In meiner Jugend verwandelte eine kleine Gruppe von Visionären unter der Leitung von Jean Monnet die Europäische Gemeinschaft für Kohle und Stahl zuerst in den gemeinsamen europäischen Markt und dann in die EU. Die Menschen meiner Generation haben diesen Prozess begeistert unterstützt.

Ich persönlich sah die EU damals als Verkörperung der Idee einer offenen Gesellschaft. Sie war ein freiwilliger Zusammenschluss gleichberechtigter Verbündeter, die einen Teil ihrer Souveränität für das gemeinsame Wohl opferten. Die Idee von Europa als offener Gesellschaft inspiriert mich heute immer noch.

Aber seit der Finanzkrise von 2008 scheint die EU ihre Richtung verloren zu haben. Das europäische Programm zur Haushaltskonsolidierung hat zur Eurokrise geführt und die Eurozone in eine Gemeinschaft von Gläubigern und Schuldnern verwandelt. Die Gläubiger haben dann die Bedingungen festgelegt, die die Schuldner befolgen sollten – aber nicht konnten. Die Folge war eine Beziehung, die weder freiwillig noch gleichberechtigt ist – genau das Gegenteil der Grundsätze aus der Anfangszeit der EU.

Ein Wendepunkt war die Flüchtlingswelle von 2015. Zunächst sympathisierten die meisten Europäer mit dem Schicksal der Menschen, die vor politischer Unterdrückung oder Bürgerkrieg flohen, aber sie wollten keinen Zusammenbruch des Sozialgefüges. Als die Behörden bei der Krisenbewältigung scheiterten, verloren sie ihre letzten Illusionen.

Tatsächlich hat die Flüchtlingskrise in Europa tiefe Gräben verursacht. Sie wurde von skrupellosen Politikern für ihre Zwecke missbraucht – sogar in Ländern, die kaum Flüchtlinge aufnahmen. In Ungarn baute Ministerpräsident Viktor Orbán seine Wiederwahlkampagne darauf auf, mir fälschlicherweise zu unterstellen, ich wolle Europa und damit auch Ungarn mit muslimischen Flüchtlingen überschwemmen.

Orbán stilisiert sich nun zum Verteidiger seiner Version eines christlichen Europa, das jene Werte infrage stellt, auf denen die EU bisher aufgebaut war. Er versucht, die Führung der christlich-demokratischen Parteien zu übernehmen, die im Europäischen Parlament die Mehrheit stellen.

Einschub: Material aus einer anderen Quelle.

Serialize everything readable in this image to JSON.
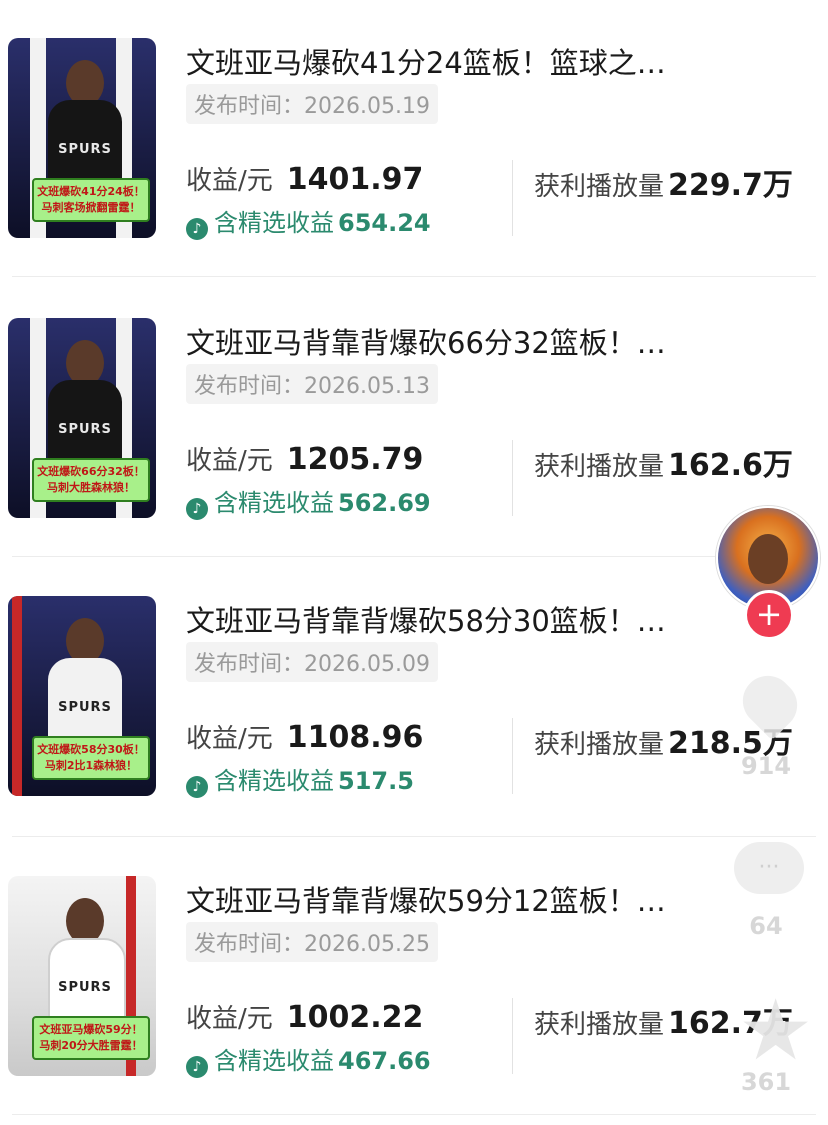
{
  "items": [
    {
      "title": "文班亚马爆砍41分24篮板！篮球之…",
      "date": "发布时间：2026.05.19",
      "revenue_label": "收益/元",
      "revenue": "1401.97",
      "selected_label": "含精选收益",
      "selected": "654.24",
      "plays_label": "获利播放量",
      "plays": "229.7万",
      "thumb_caption": "文班爆砍41分24板！马刺客场掀翻雷霆！",
      "thumb_style": "dark"
    },
    {
      "title": "文班亚马背靠背爆砍66分32篮板！…",
      "date": "发布时间：2026.05.13",
      "revenue_label": "收益/元",
      "revenue": "1205.79",
      "selected_label": "含精选收益",
      "selected": "562.69",
      "plays_label": "获利播放量",
      "plays": "162.6万",
      "thumb_caption": "文班爆砍66分32板！马刺大胜森林狼！",
      "thumb_style": "dark"
    },
    {
      "title": "文班亚马背靠背爆砍58分30篮板！…",
      "date": "发布时间：2026.05.09",
      "revenue_label": "收益/元",
      "revenue": "1108.96",
      "selected_label": "含精选收益",
      "selected": "517.5",
      "plays_label": "获利播放量",
      "plays": "218.5万",
      "thumb_caption": "文班爆砍58分30板！马刺2比1森林狼！",
      "thumb_style": "dark"
    },
    {
      "title": "文班亚马背靠背爆砍59分12篮板！…",
      "date": "发布时间：2026.05.25",
      "revenue_label": "收益/元",
      "revenue": "1002.22",
      "selected_label": "含精选收益",
      "selected": "467.66",
      "plays_label": "获利播放量",
      "plays": "162.7万",
      "thumb_caption": "文班亚马爆砍59分！马刺20分大胜雷霆！",
      "thumb_style": "light"
    }
  ],
  "thumb_jersey": "SPURS",
  "icons": {
    "douyin": "douyin-icon",
    "follow": "plus-icon",
    "like": "heart-icon",
    "comment": "comment-icon",
    "favorite": "star-icon"
  },
  "overlay": {
    "like_count": "914",
    "comment_count": "64",
    "favorite_count": "361",
    "follow_glyph": "+"
  },
  "colors": {
    "accent_green": "#2b8a6e",
    "follow_red": "#ef3b52",
    "caption_bg": "#a8f08a",
    "caption_text": "#c01717"
  }
}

Auch die Vereinigten Staaten haben die Probleme der EU verschlimmert. Durch die einseitige Aufkündigung des iranischen Nuklearabkommens von 2015 hat Präsident Donald Trump die transatlantische Allianz so gut wie zerstört. Dadurch gerät Europa, das bereits jetzt unter massiven Problemen leidet, weiter unter Druck. Dass sich der Kontinent in existenzieller Gefahr befindet, ist nicht mehr nur eine Redensart, sondern die harte Realität.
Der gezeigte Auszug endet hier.